On Mon, Aug 29, 2016 at 10:22 PM, Ted Yu <yu...@gmail.com> wrote:

> I searched for "Cannot get all table regions" in hbase repo - no hit.
> Seems to be Phoenix error.
>
> Anyway, the cause could be due to the 1 offline region for this table.
> Can you retrieve the encoded region name and search for it in the master
> log ?
>
> Feel free to pastebin snippets of master / region server logs if needed
> (with proper redaction).
>
> See if the following shell command works:
>
>   hbase> assign 'REGIONNAME'
>   hbase> assign 'ENCODED_REGIONNAME'
>
> Cheers
>
> On Mon, Aug 29, 2016 at 9:41 AM, Riesland, Zack <Za...@sensus.com>
> wrote:
>
>> Our cluster recently had some issue related to network outages*.
>>
>> When all the dust settled, Hbase eventually "healed" itself, and almost
>> everything is back to working well, with a couple of exceptions.
>>
>> In particular, we have one table where almost every (Phoenix) query times
>> out - which was never the case before.
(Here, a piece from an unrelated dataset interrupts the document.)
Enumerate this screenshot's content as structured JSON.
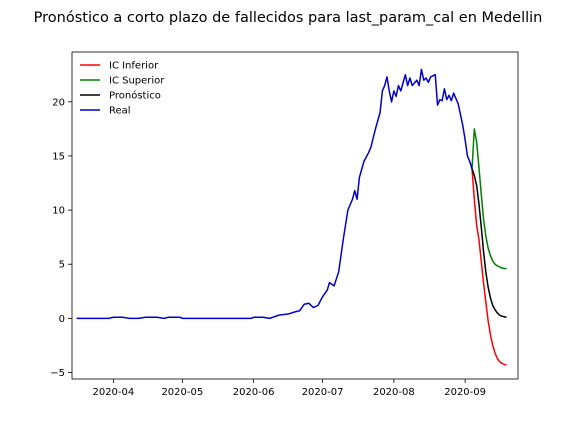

It's very small compared to most of
>> our other tables at around 400 million rows.
>>
>> I have tried with a raw JDBC connection in Java code as well as with Aqua
>> Data Studio, both of which usually work fine.
>>
>> The specific failure is that after 15 minutes (the set timeout),  I get a
>> one-line error that says: “Error 1102 (XCL02): Cannot get all table regions”
>>
>> When I look at the GUI tools (like http://<my
>> server>:16010/master-status#storeStats) it shows '1' under "offline
>> regions" for that table (it has 33 total regions). Almost all the other
>> tables show '0'.
>>
>> Can anyone help me troubleshoot this?
>>
>> Are there Phoenix tables I can clear out that may be confused?
>>
>> This isn’t an issue with the schema or skew or anything. The same table
>> with the same data was lightning fast before these hbase issues.
>>
>> I know there is a CLI tool for fixing HBase issues. I'm wondering whether
>> that "offline region" is the cause of these timeouts.
>>
>> If not, how I can I figure it out?
>>
>> Thanks!
>>
>>
>>
>> * FWIW, what happened was that DNS stopped working for a while, so HBase
>> started referring to all the region servers by IP address, which somewhat
>> worked, until the region servers restarted. Then they were hosed until a
>> bit of manual intervention.
>>
>>
>>
>
>

Re: Help w/ table that suddenly keeps timing out

Posted by Ted Yu <yu...@gmail.com>.

I searched for "Cannot get all table regions" in hbase repo - no hit.
Seems to be Phoenix error.

Anyway, the cause could be due to the 1 offline region for this table.
Can you retrieve the encoded region name and search for it in the master
log ?

Feel free to pastebin snippets of master / region server logs if needed
(with proper redaction).

See if the following shell command works:

  hbase> assign 'REGIONNAME'
  hbase> assign 'ENCODED_REGIONNAME'

Cheers

On Mon, Aug 29, 2016 at 9:41 AM, Riesland, Zack <Za...@sensus.com>
wrote:

> Our cluster recently had some issue related to network outages*.
>
> When all the dust settled, Hbase eventually "healed" itself, and almost
> everything is back to working well, with a couple of exceptions.
>
> In particular, we have one table where almost every (Phoenix) query times
> out - which was never the case before. It's very small compared to most of
> our other tables at around 400 million rows.
>
> I have tried with a raw JDBC connection in Java code as well as with Aqua
> Data Studio, both of which usually work fine.
>
> The specific failure is that after 15 minutes (the set timeout),  I get a
> one-line error that says: “Error 1102 (XCL02): Cannot get all table regions”
>
> When I look at the GUI tools (like http://<my server>:16010/master-status#storeStats)
> it shows '1' under "offline regions" for that table (it has 33 total
> regions). Almost all the other tables show '0'.
>
> Can anyone help me troubleshoot this?
>
> Are there Phoenix tables I can clear out that may be confused?
>
> This isn’t an issue with the schema or skew or anything. The same table
> with the same data was lightning fast before these hbase issues.
>
> I know there is a CLI tool for fixing HBase issues. I'm wondering whether
> that "offline region" is the cause of these timeouts.
>
> If not, how I can I figure it out?
>
> Thanks!
>
>
>
> * FWIW, what happened was that DNS stopped working for a while, so HBase
> started referring to all the region servers by IP address, which somewhat
> worked, until the region servers restarted. Then they were hosed until a
> bit of manual intervention.
>
>
>